KCV seems to underestimate the optimal value of sp. While SKCV seems to be less biased, it is not doing a great job just like KCV.

This was an interesting experiment. However, how consequential is it in terms of treatment effect estimation? When the actual optimal sp value is 5 and KCV is suggesting sp value of 0.05 (in many cases), using sp = 0 as the final model leads to a model that is terrible at treatment effect estimation? To see this, let’s consider a simple economic problem. Suppose \(y\) and \(x\) are an output and input, respectively. Further suppose that the price of \(y\) is 1 and the cost of \(x\) is 8. We would like to solve the following profit maximization problem:

\[ \begin{aligned} & Max_{x} 4 \times y - 2 \times x \\ \Rightarrow & Max_{x} 1 \times (10 + 48 \times x - 4 \times x^2) - 8 \times x \end{aligned} \]

Here, \(1 \times (10 + 48 \times x - 4 \times x^2)\) is the revenue and \(8 \times x\) is the cost (the difference is the profit).

Taking the derivative of the objective function with respect \(x\),

\[ 1 \times 48 - 1 \times 4 \times 2 \times x - 8 = 0 \tag{16.1}\]

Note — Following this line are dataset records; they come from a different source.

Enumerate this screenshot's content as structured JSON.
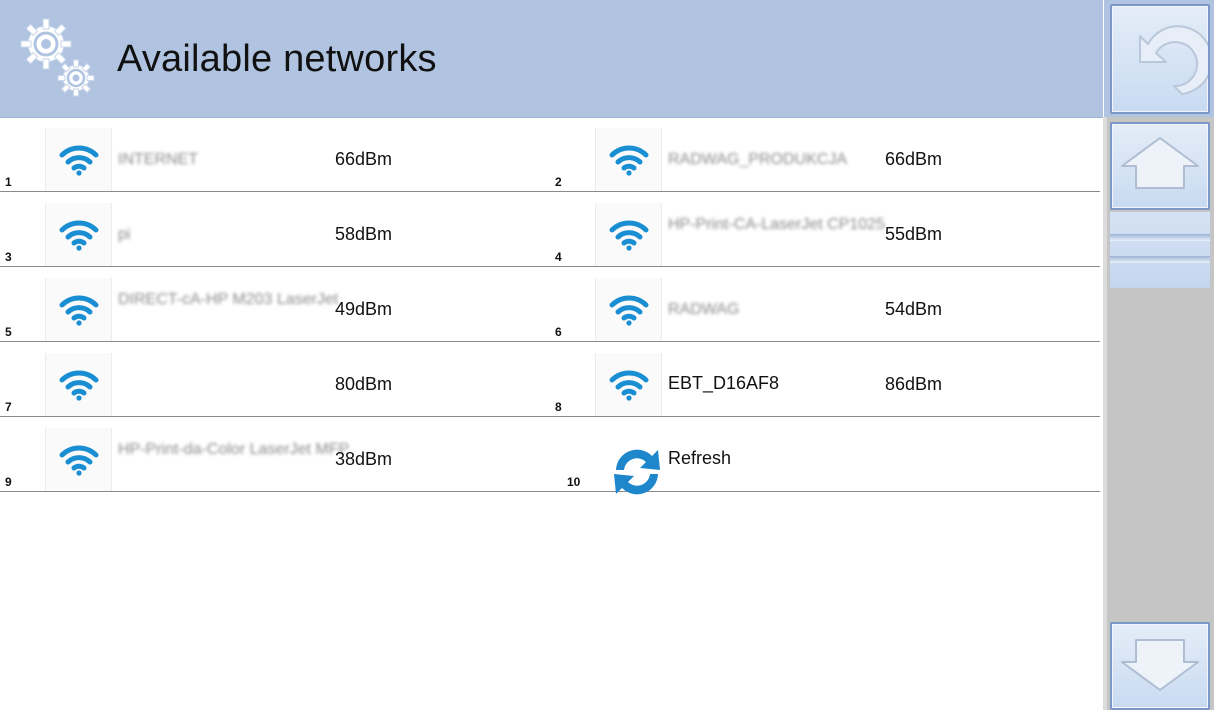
{
  "header": {
    "title": "Available networks",
    "icon": "settings-gears-icon"
  },
  "nav": {
    "back_icon": "undo-arrow-icon",
    "up_icon": "arrow-up-icon",
    "down_icon": "arrow-down-icon"
  },
  "colors": {
    "header_bg": "#b0c4e2",
    "wifi_blue": "#1a8ed2"
  },
  "networks": [
    {
      "index": "1",
      "name": "INTERNET",
      "signal": "66dBm",
      "icon": "wifi-icon",
      "obscured": true
    },
    {
      "index": "2",
      "name": "RADWAG_PRODUKCJA",
      "signal": "66dBm",
      "icon": "wifi-icon",
      "obscured": true
    },
    {
      "index": "3",
      "name": "pi",
      "signal": "58dBm",
      "icon": "wifi-icon",
      "obscured": true
    },
    {
      "index": "4",
      "name": "HP-Print-CA-LaserJet CP1025",
      "signal": "55dBm",
      "icon": "wifi-icon",
      "obscured": true
    },
    {
      "index": "5",
      "name": "DIRECT-cA-HP M203 LaserJet",
      "signal": "49dBm",
      "icon": "wifi-icon",
      "obscured": true
    },
    {
      "index": "6",
      "name": "RADWAG",
      "signal": "54dBm",
      "icon": "wifi-icon",
      "obscured": true
    },
    {
      "index": "7",
      "name": "",
      "signal": "80dBm",
      "icon": "wifi-icon",
      "obscured": false
    },
    {
      "index": "8",
      "name": "EBT_D16AF8",
      "signal": "86dBm",
      "icon": "wifi-icon",
      "obscured": false
    },
    {
      "index": "9",
      "name": "HP-Print-da-Color LaserJet MFP",
      "signal": "38dBm",
      "icon": "wifi-icon",
      "obscured": true
    }
  ],
  "refresh": {
    "index": "10",
    "label": "Refresh",
    "icon": "refresh-icon"
  }
}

Here, \(1 \times 48 - 1 \times 4 \times 2 \times x\) represents the marginal treatment effect of \(x\). Now, note that the intercept (\(10\)) goes away and it plays no role in determining the optimal value of the input (\(x\)). That is, it is perfectly fine to get the intercept wrong as long as we are estimating the marginal treatment effect of \(x\) accurately (as we discussed earlier, MSE is not a good measure for this as it punishes a bias in intercept).

According to Equation 16.1, optimal \(x\) is \(5\). Figure 16.8 shows the density plot of estimated optimal \(x\) by KCV and SKCV. It seems like KCV and SKCV provide similar results and it does not really matter which one to use for sp parameter tuning at least in this particular instance. It is important to note that this result clearly does not generalize. We looked at a very simply toy example. This section was not intended to give you a general advise on which KCV or SKCV you should use. It would be interesting to examine the difference between KCV and SKCV under more complex data generating process using other ML methods.

Code
ggplot(sim_results) +
  geom_density(aes(x = opt_x, fill = type), alpha = 0.4) +
  scale_fill_discrete(name = "") +
  theme_bw()